Öfkeliyim! Öfkelisin! Öfkeliyiz! - Merak #33
Meraklı Soru
Kendinle mutlu musun?
Tıklayıp yanıtını tweet atarak paylaşmak ister misin?
Öfkeliyim! Öfkelisin! Öfkeliyiz!
En öfkeli Avrupa ülkesiyiz!
Bu duruma şaşırmıyoruz değil mi? Nasıl olur bu diye sormayı bir süre önce bıraktık. Var olanın, düşündüklerimizin sonucu gibi Gallup'un yaptığı araştırmada böyle bir sonucun çıkması. Örneğin geçen hafta yaşadığım bir durumu paylaşmak istiyorum:
Geçen hafta yoğun geçen bir günün ardından yorgun ve biraz da huysuz hissediyordum.

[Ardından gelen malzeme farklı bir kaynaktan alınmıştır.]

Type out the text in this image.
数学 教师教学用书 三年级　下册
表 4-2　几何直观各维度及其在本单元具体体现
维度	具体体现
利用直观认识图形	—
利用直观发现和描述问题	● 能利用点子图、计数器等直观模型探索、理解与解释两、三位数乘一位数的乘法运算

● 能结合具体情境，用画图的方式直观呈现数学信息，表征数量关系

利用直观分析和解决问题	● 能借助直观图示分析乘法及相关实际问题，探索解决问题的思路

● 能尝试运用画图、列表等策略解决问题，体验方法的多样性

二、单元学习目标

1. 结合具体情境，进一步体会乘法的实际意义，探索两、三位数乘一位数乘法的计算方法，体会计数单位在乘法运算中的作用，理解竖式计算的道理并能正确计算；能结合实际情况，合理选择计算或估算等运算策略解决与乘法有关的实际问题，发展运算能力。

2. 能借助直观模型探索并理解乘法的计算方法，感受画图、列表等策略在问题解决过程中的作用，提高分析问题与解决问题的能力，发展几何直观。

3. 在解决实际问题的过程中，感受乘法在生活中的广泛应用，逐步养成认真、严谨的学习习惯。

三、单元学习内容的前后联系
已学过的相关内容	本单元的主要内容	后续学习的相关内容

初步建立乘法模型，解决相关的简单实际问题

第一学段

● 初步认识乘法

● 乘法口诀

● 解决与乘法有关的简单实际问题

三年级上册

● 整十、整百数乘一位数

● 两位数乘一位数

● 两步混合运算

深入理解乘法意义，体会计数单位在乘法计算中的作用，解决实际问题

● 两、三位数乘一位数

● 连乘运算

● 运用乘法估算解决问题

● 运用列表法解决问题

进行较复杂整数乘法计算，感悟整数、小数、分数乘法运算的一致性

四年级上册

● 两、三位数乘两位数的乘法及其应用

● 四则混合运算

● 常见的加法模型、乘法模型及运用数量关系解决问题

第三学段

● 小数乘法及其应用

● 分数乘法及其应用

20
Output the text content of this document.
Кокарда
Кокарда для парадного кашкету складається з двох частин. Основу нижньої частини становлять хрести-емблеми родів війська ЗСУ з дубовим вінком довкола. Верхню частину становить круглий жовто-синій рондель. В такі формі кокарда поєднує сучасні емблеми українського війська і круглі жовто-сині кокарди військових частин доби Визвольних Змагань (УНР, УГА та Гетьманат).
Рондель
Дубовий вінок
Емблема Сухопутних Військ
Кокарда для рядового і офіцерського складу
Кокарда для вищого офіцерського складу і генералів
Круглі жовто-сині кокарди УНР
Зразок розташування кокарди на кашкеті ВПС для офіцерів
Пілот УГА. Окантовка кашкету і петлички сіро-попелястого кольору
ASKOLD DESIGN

Bir yerde bir şeyler yemem gerektiğini fark ettim. O an yemek yemek için istediğim gibi bir yer göremedim. McDonalds yemeyi ise son dönemde sevmiyorum. Yediğim şeyin iyi gelmediğini biliyorum. Ancak o an sadece McDonalds vardı. Ben de içeri girdim. Sıraya doğru ilerledim. 2 kasiyer çalışıyordu ancak tek bir sıra oluşmuş ve hangisi boşalıyorsa sıradaki kişi oraya doğru geçiyordu.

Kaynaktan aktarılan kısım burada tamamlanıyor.